The policy challenge of multinational companies paying low rates of tax by legally avoiding taxes has several possible solutions, some of which are much more efficient (and less complex) than the global minimum tax. But governments dissatisfied with the outcomes of tax competition chose not to wrestle with defining what a good or bad tax incentive might be.

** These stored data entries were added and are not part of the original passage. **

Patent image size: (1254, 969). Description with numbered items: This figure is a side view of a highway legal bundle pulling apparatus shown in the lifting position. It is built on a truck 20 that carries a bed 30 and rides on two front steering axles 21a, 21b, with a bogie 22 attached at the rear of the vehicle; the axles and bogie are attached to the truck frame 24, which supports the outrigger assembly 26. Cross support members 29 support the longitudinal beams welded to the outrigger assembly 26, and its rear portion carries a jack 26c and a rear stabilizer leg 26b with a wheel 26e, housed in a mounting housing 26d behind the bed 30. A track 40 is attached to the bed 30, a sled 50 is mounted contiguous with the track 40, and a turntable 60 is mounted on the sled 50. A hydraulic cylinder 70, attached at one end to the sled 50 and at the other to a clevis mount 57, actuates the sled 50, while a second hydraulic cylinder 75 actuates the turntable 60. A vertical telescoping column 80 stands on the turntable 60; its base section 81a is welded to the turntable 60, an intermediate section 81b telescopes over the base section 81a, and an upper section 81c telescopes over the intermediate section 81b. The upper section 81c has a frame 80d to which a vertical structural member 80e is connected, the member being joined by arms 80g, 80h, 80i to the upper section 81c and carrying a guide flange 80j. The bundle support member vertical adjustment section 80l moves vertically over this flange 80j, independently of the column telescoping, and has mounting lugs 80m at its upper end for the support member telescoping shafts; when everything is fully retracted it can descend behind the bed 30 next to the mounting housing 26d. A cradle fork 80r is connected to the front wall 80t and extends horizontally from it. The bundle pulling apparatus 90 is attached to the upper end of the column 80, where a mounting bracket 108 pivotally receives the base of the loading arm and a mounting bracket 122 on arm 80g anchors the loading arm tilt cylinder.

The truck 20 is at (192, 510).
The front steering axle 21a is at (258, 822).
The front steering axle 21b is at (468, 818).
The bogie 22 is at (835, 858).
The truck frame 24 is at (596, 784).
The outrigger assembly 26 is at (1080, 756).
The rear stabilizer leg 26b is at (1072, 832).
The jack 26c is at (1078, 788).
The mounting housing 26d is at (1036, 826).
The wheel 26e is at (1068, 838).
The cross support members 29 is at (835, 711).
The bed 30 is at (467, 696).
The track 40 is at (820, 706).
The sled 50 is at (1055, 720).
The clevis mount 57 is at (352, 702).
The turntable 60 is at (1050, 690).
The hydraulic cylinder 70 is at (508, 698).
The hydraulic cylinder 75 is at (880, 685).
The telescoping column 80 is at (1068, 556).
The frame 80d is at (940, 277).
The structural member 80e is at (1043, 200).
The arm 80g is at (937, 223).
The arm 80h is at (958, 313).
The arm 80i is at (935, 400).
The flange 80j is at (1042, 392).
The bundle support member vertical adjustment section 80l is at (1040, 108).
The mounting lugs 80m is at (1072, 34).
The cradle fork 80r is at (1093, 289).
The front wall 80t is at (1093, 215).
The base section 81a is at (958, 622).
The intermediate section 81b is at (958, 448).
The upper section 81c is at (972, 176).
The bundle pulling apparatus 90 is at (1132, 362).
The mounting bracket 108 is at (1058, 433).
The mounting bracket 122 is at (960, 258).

Is a tax holiday for a mining company any better (or worse?) than a reduced rate for income from patents or a generous super-deduction for research and development costs?


Rather than determining which policies were superior or inferior, countries chose to overlay a minimum tax where any incentives could be clawed back through a top-up tax if that company has an effective tax rate below 15% within a jurisdiction.


This political solution has now grown into a technical problem both for taxpayers and lawmakers. The OECD, an entity without democratic legislative authority, has drafted rules that duly elected members of governments will need to vote on and transpose into domestic law. Within the European Union, where unanimous agreement on the minimum tax has not been reached, unilateral adoption of the rules by a handful of countries would create new legal uncertainties.


Deviations along the way may lead to mismatches not just within the EU, but across the world.

Implementation, administration, and compliance for this minimum tax are all yet to come. Companies are rightfully concerned that they do not have enough guidance to file and pay taxes under the proposed rules.

Achieving certainty would require more coordination, policy consistency, and administrative simplicity across jurisdictions. Without these, chaos could ensue as companies are stuck trying to comply with different legal applications of rules on different timelines while monitoring other rapidly evolving tax policy proposals.

A company making a cross-border investment decision today cannot know how quickly the new rules will be put in place or in how many jurisdictions, and whether its investment will be taxed too low (relative to the rules) or which tax authorities it might be liable to when a top-up is levied.


Add to that the challenge of myriad post-pandemic and wartime tax policies and economic headwinds and it becomes clear: If policy makers care about our global economy, policy certainty should be their guiding light.